Mademki iş o noktaya geldi...
Mademki ÖSYM bünyesinde yapılan üç sınavda da aksaklığın çıkması devletin, hükümetin ve YÖK’ün en tepesindekileri ciddi şekilde rahatsız ediyor olduğuna göre, o zaman gereği yapılmalı...
Nedir gereği?
Bunu bilmeye ne var ki? Görevden alınmalı!
Sayın Demir, “Bu işi yapar” düşüncesiyle ÖSYM’nin başına getirildi, ama olmadı yapamadı..
Yapamayabilir!
‘ÖSYM başkanlığı’ yükünü kaldıramaz da hocalık yapar, ders verir...
Belki de o kadar büyük sorumlulukları, ince takipleri, hassasiyeti kaldıracak kapasitesi yoktu ve bu da o zaman fark edilmemişti de yaşanan olaylar sonunda ortaya çıktı.
Hadi birincisine ‘beşer şaşar,’ denilebilir, istifasının istenmesi haksızlık olabilir...
İkincisinde “yine mi!” denilerek sitem ve öfke arası adrenal yükselebilir.
Üçüncüsü ise işin zıvanadan çıkmasıdır ki, artık bu insana kızılmaz...
Gereği yapılır?
“Başarılı çalışmanızdan dolayı teşekkür eder, bundan sonraki çalışmalarınızda başarılar dileriz.” denilerek, bir onurluk belgesi verilerek gönlü hoş edilir.
ÖSYM de bu işi yapacak olan daha ehil ellere teslim edilir, olur biter...
*
Mesele tamamen bundan ibarettir.
Olmuyor işte, Sayın Prof.

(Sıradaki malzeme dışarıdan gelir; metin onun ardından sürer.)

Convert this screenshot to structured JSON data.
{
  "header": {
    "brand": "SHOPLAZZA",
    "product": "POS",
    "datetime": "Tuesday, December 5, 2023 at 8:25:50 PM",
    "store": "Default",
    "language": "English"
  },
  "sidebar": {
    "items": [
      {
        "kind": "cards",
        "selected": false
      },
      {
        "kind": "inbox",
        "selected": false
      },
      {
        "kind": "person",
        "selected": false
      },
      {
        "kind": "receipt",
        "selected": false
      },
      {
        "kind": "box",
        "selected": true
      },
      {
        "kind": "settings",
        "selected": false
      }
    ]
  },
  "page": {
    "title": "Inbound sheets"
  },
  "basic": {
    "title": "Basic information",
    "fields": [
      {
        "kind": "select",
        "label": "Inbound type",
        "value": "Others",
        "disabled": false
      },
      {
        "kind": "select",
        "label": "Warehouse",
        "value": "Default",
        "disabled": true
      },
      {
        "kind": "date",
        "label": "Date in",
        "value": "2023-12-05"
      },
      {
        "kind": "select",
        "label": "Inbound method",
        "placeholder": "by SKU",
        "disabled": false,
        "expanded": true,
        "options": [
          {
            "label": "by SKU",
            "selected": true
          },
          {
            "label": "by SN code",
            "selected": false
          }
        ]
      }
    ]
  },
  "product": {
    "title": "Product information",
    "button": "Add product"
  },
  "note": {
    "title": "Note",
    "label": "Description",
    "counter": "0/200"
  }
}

Ali Demir Hoca bu işi beceremedi...
Öğrencilerin psikolojileri bozuldu...
Aileler perişan oldu.
Sınava giren çocuklarımızın ailelerinde ciddi şekilde incinme ve sarsıntılar yaşandı ve yaşanmaya da devam ediyor.
O nedenle lütfen sayın başkana kızılmasın, ivedilikle görevden alınsın...
Doğrusunu isterseniz, Sayın Prof. Dr. Ali Demir, üst üste üçüncü hatayı yaptığında, kendisinin istifa etmesi gerekirdi. Ama etmedi, etmek niyeti de yok gibi...
Eğer istifa etmesi için birilerinden bir ışık bekliyorsa, lütfen o ışık da biran önce gönderilsin.
Çünkü ortada yalnızca ‘güven zedelenmesi yok, güven yitimi’ var...
Veliler de öğrenciler de Sayın Demir’in başında bulunduğu ÖSYM’ye -artık- güvenmiyor...
*
Sayın Cumhurbaşkanı, Sayın Başbakan, Sayın Milli Eğitim Bakanı ve Sayın YÖK Başkanı, seyrettiğim bir beyaz eşya reklamında bir iş adamının;“İnsanların güvenini kaybetmektense, paramı kaybetmeyi yeğlerim” demesindeki ‘güven duygusunun’ inceliğini ve bir ‘insan’ için önemini hemen burada sizlerle paylaşmak istedim.
Bunu diyen bir iş adamı...
Bir iş adamının asla kaybetmek istemeyeceği şey de elbette sermayesidir.
Oysa ‘kaybedilen güven’in (yani itibarın) paradan (yani mal ve mülkten) çok daha değerli’ olduğunu söylüyor...
*
Sizler, elbette neyin nasıl yapılabileceğini iyi bilirsiniz...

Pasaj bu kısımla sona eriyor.